Her work centers on advanced wound care and foot and ankle surgery. She treats patients with chronic wounds, diabetic foot complications, structural deformities, and cases that need a second opinion after prior procedures have not resolved.
Before podiatric medicine, she studied Applied Physiology and Kinesiology at the University of Florida, where she was part of the support infrastructure for the 2006 National Championship football team. She later worked within the Los Angeles Dodgers minor league system. Those experiences shaped how she approaches performance, recovery, and precision.
Jacoby earned her Doctor of Podiatric Medicine degree at Barry University School of Podiatric Medicine, graduating with honors and receiving the American Board of Podiatric Medicine Award for excellence. She now holds board qualification from the American Board of Foot and Ankle Surgery and is certified in Foot and Ankle Arthroscopy. She is a member of the American College of Foot and Ankle Surgeons and the Texas Podiatric Medical Association, and she has served as a consultant for the Hemiguard Suture Device.
How do you define success in your work?
I define it one patient at a time. If someone walks in with a wound that has not healed, or a deformity that limits how they move, and they leave the process able to function again, that is a successful outcome. The metric is mobility. When people can go back to their routine without pain, we have done the job.
I do not measure success in volume or visibility. I measure it in the quality of what we build in the clinic, and in the consistency of how we treat the people who come to us.
Was there a turning point that clarified what you were working toward?
The clearest moment was during my time working with the Dodgers minor league system. I was around athletes whose careers depended on whether their bodies held up. I saw how much clinical decision-making mattered at that level. And I realized I wanted to be in the room as the physician. Not supporting the decision, but making it.
That shift changed everything about how I thought about my training. Once I was clear on the goal, every decision after that was easier to make.
What has been the hardest part of building a medical practice?
The transition from physician to practice owner is real and it is significant. In residency, your entire focus is clinical. You learn to diagnose, operate, and manage complex cases. What residency does not fully prepare you for is the operational side of running a business.
Staffing, systems, multi-site coordination, the logistics of a functioning practice, those are skills you have to develop separately. I had to learn them quickly and learn them while also seeing patients. That period required a different kind of discipline than surgical training. But it was necessary.
How do you approach a case where a patient has already been treated and is still struggling?
Carefully. Revision cases and second-opinion patients require you to set aside any bias toward a particular approach. You look at the full picture: what was done, what did not work, what the patient is presenting with now.
The multi-therapeutic philosophy I work from is important here. Sometimes a case needs more conservative care before surgery is reconsidered. Sometimes the original surgical plan was sound but the execution needs to be redone. You have to be honest about which situation you are dealing with.
What habits have been most important to you professionally?
Preparation and consistency, both come directly from my background in sports. You learn early that results are not random. They come from structured effort over time. I carry that into how I run the practice, how I approach a surgical case, and how I evaluate outcomes.
I also stay involved outside of direct patient care. Consulting on device development, staying current with regenerative medicine research, staying connected to professional associations.
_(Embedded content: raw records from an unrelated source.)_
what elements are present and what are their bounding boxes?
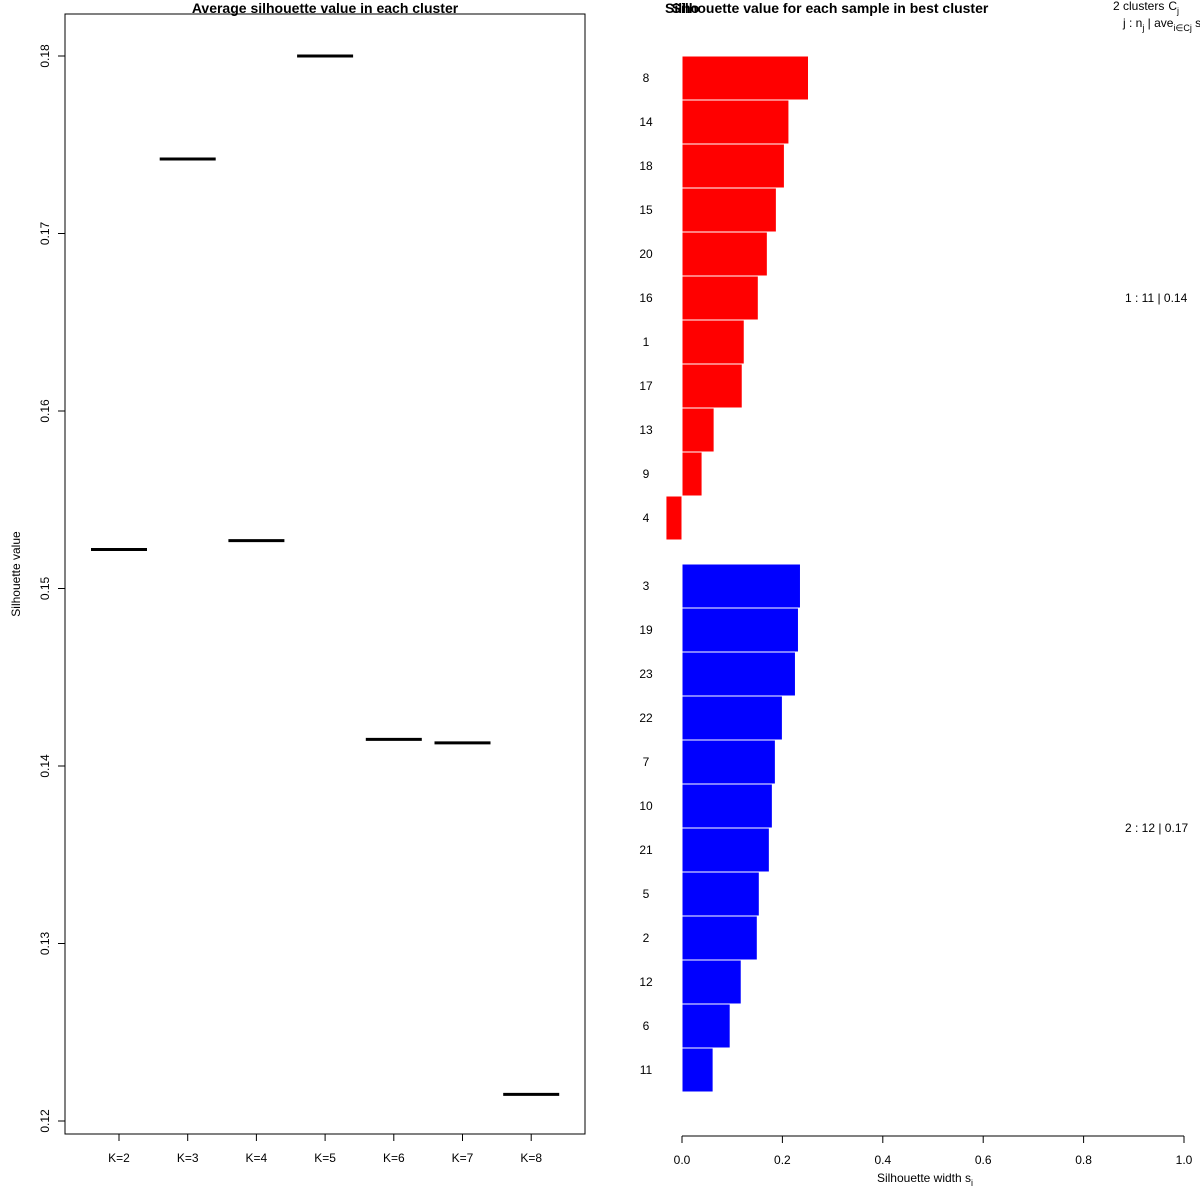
left-x-axis: K=2 K=3 K=4 K=5 K=6 K=7 K=8 [108, 1134, 542, 1165]
legend-header-line1: 2 clusters Cj [1113, 0, 1179, 16]
legend-symbol-sub: j [1176, 6, 1179, 16]
cluster-summaries: 1 : 11 | 0.14 2 : 12 | 0.17 [1125, 291, 1188, 835]
sample-label: 10 [639, 799, 653, 813]
x-tick-label: 0.2 [774, 1153, 791, 1167]
sample-label: 21 [639, 843, 653, 857]
silhouette-bar [681, 827, 770, 873]
right-data-bars: 8 14 18 15 20 16 1 17 13 9 4 3 19 23 22 7 10 21 5 2 12 6 11 [639, 55, 810, 1093]
x-tick-label: K=4 [246, 1151, 268, 1165]
silhouette-bar [681, 451, 703, 497]
sample-label: 22 [639, 711, 653, 725]
y-tick-label: 0.14 [38, 754, 52, 778]
right-chart-title: Silhouette value for each sample in best… [672, 0, 989, 16]
legend-ave-sub: i∈Cj [1173, 23, 1191, 33]
silhouette-bar [681, 1047, 714, 1093]
x-tick-label: K=5 [314, 1151, 336, 1165]
x-tick-label: 0.8 [1075, 1153, 1092, 1167]
silhouette-bar [681, 915, 758, 961]
y-tick-label: 0.12 [38, 1109, 52, 1133]
legend-row2-prefix: j : n [1122, 16, 1142, 30]
legend-cluster-count: 2 clusters [1113, 0, 1164, 13]
sample-label: 4 [643, 511, 650, 525]
silhouette-bar [681, 739, 776, 785]
x-tick-label: K=8 [520, 1151, 542, 1165]
legend-header-line2: j : nj | avei∈Cj s [1122, 16, 1200, 33]
left-data-segments [91, 54, 560, 1096]
sample-label: 15 [639, 203, 653, 217]
sample-label: 18 [639, 159, 653, 173]
sample-label: 13 [639, 423, 653, 437]
sample-label: 3 [643, 579, 650, 593]
left-plot-frame [64, 13, 586, 1135]
legend-row2-suffix: s [1192, 16, 1200, 30]
sample-label: 2 [643, 931, 650, 945]
right-chart-title-overlap: Silho [665, 0, 699, 16]
silhouette-bar [681, 607, 799, 653]
right-x-axis-label-main: Silhouette width s [877, 1171, 971, 1185]
silhouette-bar [681, 55, 810, 101]
silhouette-bar [681, 363, 743, 409]
silhouette-bar [665, 495, 683, 541]
y-tick-label: 0.17 [38, 221, 52, 245]
y-tick-label: 0.13 [38, 931, 52, 955]
x-tick-label: K=6 [383, 1151, 405, 1165]
left-chart-title: Average silhouette value in each cluster [192, 0, 459, 16]
silhouette-bar [681, 1003, 731, 1049]
sample-label: 20 [639, 247, 653, 261]
sample-label: 9 [643, 467, 650, 481]
sample-label: 23 [639, 667, 653, 681]
sample-label: 7 [643, 755, 650, 769]
sample-label: 5 [643, 887, 650, 901]
silhouette-bar [681, 407, 715, 453]
cluster-summary-label: 1 : 11 | 0.14 [1125, 291, 1188, 305]
silhouette-bar [681, 319, 745, 365]
y-tick-label: 0.16 [38, 399, 52, 423]
sample-label: 6 [643, 1019, 650, 1033]
sample-label: 11 [640, 1063, 653, 1077]
sample-label: 17 [639, 379, 653, 393]
silhouette-bar [681, 871, 760, 917]
silhouette-bar [681, 187, 777, 233]
legend-row2-mid: | ave [1144, 16, 1173, 30]
x-tick-label: 0.4 [874, 1153, 891, 1167]
x-tick-label: K=7 [452, 1151, 474, 1165]
left-panel: Average silhouette value in each cluster… [9, 0, 586, 1165]
legend-n-sub: j [1141, 23, 1144, 33]
silhouette-bar [681, 563, 801, 609]
x-tick-label: K=2 [108, 1151, 130, 1165]
sample-label: 1 [643, 335, 650, 349]
sample-label: 19 [639, 623, 653, 637]
silhouette-bar [681, 99, 790, 145]
sample-label: 16 [639, 291, 653, 305]
x-tick-label: 1.0 [1176, 1153, 1193, 1167]
cluster-summary-label: 2 : 12 | 0.17 [1125, 821, 1188, 835]
right-x-axis: 0.0 0.2 0.4 0.6 0.8 1.0 [674, 1135, 1193, 1167]
right-x-axis-label-sub: i [971, 1178, 973, 1188]
sample-label: 8 [643, 71, 650, 85]
silhouette-bar [681, 231, 768, 277]
sample-label: 14 [639, 115, 653, 129]
sample-label: 12 [639, 975, 653, 989]
silhouette-bar [681, 695, 783, 741]
silhouette-bar [681, 143, 785, 189]
legend-symbol: C [1168, 0, 1177, 13]
x-tick-label: K=3 [177, 1151, 199, 1165]
x-tick-label: 0.0 [674, 1153, 691, 1167]
left-y-axis: 0.12 0.13 0.14 0.15 0.16 0.17 0.18 [38, 44, 65, 1133]
silhouette-bar [681, 959, 742, 1005]
x-tick-label: 0.6 [975, 1153, 992, 1167]
right-x-axis-label: Silhouette width si [877, 1171, 973, 1188]
left-y-axis-label: Silhouette value [9, 531, 23, 617]
y-tick-label: 0.15 [38, 576, 52, 600]
y-tick-label: 0.18 [38, 44, 52, 68]
silhouette-bar [681, 783, 773, 829]
right-panel: Silho Silhouette value for each sample i… [639, 0, 1200, 1188]
cluster-legend-header: 2 clusters Cj j : nj | avei∈Cj s [1113, 0, 1200, 33]
silhouette-bar [681, 651, 796, 697]
silhouette-bar [681, 275, 759, 321]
The field keeps moving and you have to move with it.
What do you want patients to understand about foot and ankle health?
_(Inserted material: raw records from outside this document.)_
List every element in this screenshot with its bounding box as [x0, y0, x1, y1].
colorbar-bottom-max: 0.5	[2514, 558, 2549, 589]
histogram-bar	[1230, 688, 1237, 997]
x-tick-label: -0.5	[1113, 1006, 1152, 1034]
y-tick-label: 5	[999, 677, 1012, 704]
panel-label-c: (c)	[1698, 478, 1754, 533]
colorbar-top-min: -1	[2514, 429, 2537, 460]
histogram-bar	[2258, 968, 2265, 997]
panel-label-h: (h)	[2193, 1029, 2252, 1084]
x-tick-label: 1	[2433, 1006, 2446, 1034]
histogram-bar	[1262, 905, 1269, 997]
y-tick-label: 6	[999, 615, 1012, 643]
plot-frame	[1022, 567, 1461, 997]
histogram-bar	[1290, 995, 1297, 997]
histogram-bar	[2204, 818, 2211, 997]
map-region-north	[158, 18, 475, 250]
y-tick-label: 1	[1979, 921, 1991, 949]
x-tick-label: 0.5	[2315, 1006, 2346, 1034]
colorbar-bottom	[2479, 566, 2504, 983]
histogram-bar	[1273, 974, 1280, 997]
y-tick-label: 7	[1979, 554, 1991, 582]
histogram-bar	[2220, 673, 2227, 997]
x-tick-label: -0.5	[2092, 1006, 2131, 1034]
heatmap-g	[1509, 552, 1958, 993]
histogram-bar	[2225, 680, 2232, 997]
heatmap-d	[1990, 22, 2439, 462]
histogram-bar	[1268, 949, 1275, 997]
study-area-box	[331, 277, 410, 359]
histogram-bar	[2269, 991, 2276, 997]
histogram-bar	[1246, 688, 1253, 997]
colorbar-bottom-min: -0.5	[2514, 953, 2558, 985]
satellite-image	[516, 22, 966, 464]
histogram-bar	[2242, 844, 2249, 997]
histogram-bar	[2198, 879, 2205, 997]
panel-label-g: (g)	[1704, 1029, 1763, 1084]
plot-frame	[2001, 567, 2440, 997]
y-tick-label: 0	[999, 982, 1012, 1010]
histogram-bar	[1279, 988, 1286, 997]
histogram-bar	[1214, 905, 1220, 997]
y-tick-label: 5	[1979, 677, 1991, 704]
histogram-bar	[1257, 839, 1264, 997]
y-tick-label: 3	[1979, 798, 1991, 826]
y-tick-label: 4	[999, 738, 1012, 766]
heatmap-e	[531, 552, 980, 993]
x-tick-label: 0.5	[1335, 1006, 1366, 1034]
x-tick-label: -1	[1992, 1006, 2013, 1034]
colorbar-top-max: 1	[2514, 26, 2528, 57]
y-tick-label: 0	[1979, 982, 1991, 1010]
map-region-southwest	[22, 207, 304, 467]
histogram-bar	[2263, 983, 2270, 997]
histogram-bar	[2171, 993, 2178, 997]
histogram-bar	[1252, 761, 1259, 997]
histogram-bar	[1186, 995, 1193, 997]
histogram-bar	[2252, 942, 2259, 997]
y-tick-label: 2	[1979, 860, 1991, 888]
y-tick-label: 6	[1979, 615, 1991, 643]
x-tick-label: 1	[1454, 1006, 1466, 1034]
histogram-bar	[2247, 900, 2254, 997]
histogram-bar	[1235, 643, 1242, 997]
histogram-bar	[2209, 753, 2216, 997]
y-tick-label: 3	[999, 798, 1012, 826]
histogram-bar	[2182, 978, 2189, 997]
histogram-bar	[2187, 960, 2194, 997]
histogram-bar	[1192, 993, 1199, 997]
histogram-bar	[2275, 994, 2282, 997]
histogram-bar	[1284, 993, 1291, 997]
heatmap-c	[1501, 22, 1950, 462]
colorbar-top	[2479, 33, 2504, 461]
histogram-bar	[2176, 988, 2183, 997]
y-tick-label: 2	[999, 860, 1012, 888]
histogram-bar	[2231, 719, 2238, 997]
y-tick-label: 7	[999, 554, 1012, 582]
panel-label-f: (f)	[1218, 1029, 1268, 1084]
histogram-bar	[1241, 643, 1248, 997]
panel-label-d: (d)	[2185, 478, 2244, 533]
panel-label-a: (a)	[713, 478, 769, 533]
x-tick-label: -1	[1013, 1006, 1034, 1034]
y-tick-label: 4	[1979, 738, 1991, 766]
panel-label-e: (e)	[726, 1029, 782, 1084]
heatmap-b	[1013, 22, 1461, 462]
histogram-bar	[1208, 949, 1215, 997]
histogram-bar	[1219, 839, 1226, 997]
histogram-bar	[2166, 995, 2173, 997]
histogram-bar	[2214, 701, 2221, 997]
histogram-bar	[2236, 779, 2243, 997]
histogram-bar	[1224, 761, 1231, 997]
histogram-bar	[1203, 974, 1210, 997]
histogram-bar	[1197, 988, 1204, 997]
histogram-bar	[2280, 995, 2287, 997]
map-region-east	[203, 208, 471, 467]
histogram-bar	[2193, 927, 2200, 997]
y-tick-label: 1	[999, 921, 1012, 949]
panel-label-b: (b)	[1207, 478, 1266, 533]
That it is not a minor concern. Feet are the structural base of how you move through the world. When lower extremity health is compromised, especially in patients managing diabetes or chronic conditions, the downstream consequences can be serious and sometimes irreversible.
Early care matters enormously. The patients who come to me after waiting too long are often dealing with complications that could have been managed much more simply if they had been addressed earlier.
What does the next phase of your career look like?
I am focused on building the practice sustainably. Multi-site management in a growing market takes ongoing investment in systems and people. I also want to continue contributing to the tools and research that advance what podiatric surgeons can do.
The Hemiguard consultation was a reminder that clinicians who are willing to engage with the development process can have a real effect on what ends up in the OR. I want to keep that kind of engagement active.
What would you tell someone entering podiatric medicine today?
Get the surgical training right. Chief Residency was the most demanding part of my preparation, and it was the most valuable. You need to be in environments where you are making real decisions under pressure, not just watching.
And understand that the physician who owns a practice is running a business. The clinical skills will get you to a position. The operational skills are what let you stay there and build something.